Rallye Raid, auch Marathon- oder Langstreckenrallye genannt, fordern vom Fahrer, seinem Team und seinem Truck alles ab.

MAN-Service-Truck: Matthias Behringer sitzt am Steuer des MAN mit der Startnummer 520.
MAN-Service-Truck: Matthias Behringer sitzt am Steuer des MAN mit der Startnummer 520.
Redaktion (allg.)

Es ist die perfekte Kombination aus Racing und Abenteuer, aus Athletik und Fahrkunst. Die Rallye Dakar ist die bedeutendste Langstrecken- und Wüstenrallye der Welt gilt. Sie wurde von 1978 bis 2007 einmal jährlich auf dem afrikanischen Kontinent ausgetragen. Im Jahr 2008 wurde die Rallye Dakar aufgrund einer Terrordrohung abgesagt. Die prestigeträchtige Rallye wird daher seit 2009 in Südamerika gefahren. Eine Rückkehr das Dakar nach Afrika scheint aus politischen und wirtschaftlichen Gründen aktuell eher unrealistisch.

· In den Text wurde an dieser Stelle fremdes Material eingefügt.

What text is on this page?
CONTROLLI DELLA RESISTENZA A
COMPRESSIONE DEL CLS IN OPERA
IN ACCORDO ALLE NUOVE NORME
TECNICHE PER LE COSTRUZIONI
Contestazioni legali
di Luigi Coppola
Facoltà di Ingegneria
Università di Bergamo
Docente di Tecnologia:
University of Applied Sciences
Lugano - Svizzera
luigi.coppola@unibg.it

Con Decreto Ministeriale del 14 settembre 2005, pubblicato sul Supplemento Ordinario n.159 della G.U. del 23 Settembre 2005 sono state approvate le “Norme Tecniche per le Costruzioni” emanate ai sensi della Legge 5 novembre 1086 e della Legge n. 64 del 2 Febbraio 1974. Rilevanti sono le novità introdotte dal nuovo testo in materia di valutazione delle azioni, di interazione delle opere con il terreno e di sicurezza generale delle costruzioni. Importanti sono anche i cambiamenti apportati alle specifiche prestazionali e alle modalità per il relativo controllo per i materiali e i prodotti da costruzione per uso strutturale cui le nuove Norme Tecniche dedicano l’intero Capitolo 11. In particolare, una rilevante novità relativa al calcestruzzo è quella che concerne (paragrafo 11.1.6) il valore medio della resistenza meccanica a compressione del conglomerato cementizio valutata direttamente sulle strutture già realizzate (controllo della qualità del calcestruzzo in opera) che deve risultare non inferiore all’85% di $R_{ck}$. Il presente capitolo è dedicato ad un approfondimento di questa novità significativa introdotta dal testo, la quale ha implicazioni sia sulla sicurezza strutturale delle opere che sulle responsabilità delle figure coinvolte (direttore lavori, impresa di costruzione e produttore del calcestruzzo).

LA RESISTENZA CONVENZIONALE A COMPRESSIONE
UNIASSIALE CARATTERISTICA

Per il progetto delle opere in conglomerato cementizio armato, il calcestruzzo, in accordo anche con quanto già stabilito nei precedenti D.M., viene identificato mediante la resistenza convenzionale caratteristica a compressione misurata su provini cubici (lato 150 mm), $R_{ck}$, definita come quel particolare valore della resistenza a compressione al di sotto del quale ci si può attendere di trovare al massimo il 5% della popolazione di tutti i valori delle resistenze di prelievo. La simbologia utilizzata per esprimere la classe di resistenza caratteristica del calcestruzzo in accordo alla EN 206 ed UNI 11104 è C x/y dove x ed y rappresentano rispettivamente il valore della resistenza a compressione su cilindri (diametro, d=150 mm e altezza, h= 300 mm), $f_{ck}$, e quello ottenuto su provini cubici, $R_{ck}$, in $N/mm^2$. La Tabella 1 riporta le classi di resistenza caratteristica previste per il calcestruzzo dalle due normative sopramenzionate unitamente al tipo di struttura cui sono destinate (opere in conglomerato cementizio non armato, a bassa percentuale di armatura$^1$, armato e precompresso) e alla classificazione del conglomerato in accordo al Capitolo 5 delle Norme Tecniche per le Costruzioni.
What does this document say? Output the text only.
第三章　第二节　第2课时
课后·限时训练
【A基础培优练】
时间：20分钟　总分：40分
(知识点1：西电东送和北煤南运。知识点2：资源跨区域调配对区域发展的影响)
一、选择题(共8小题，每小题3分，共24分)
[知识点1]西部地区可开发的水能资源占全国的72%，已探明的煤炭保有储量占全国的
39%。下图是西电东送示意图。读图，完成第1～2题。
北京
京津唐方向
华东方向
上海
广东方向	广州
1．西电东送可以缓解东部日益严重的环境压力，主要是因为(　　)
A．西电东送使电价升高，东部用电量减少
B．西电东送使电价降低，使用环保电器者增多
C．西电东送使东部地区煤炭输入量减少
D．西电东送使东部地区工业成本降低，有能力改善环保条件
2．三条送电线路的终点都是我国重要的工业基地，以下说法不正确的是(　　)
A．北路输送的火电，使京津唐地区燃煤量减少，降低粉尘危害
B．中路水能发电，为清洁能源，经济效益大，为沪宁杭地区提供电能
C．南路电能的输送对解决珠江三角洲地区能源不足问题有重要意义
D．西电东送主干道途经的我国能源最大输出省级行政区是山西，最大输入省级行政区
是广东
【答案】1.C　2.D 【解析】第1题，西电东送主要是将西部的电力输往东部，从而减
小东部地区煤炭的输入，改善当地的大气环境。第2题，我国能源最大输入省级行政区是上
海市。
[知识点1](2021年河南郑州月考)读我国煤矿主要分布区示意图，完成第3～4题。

Die erste Rallye Dakar wurde am 26. Dezember 1978 in Paris gestartet und endete am 14. Januar 1979 in Dakar. Gründer der Veranstaltung war der Franzose Thierry Sabine. Veranstalter war zu dieser Zeit die Thierry Sabine Organisation. Nach seinem Tod übernahm sein Vater für einige Jahre die Rallye, verkaufte die Rallye aber anschließend an die Amaury Sport Organisation (A.S.O.), die die Rallye bis heute durchführt. Die A.S.O. ist ein großes französisches Sportunternehmen, das auch die Tour de France veranstaltet.

Die Rallye Dakar ist immer wieder eine echte Herausforderung. In der Truck-Kategorie war in diesem Jahr auch ein Deutscher dabei. Matthias Behringer sitzt am Steuer des MAN mit der Startnummer 520. Sein Navigator ist Landsmann Stefan Henken. Als Mechaniker fungiert der Südafrikaner Sean Berriman. Dieses Trio sollte aber nicht um die Spitzenplätze kämpfen, denn sie fungieren als Assistenzfahrzeug für mehrere Autos, die von South Racing eingesetzt werden.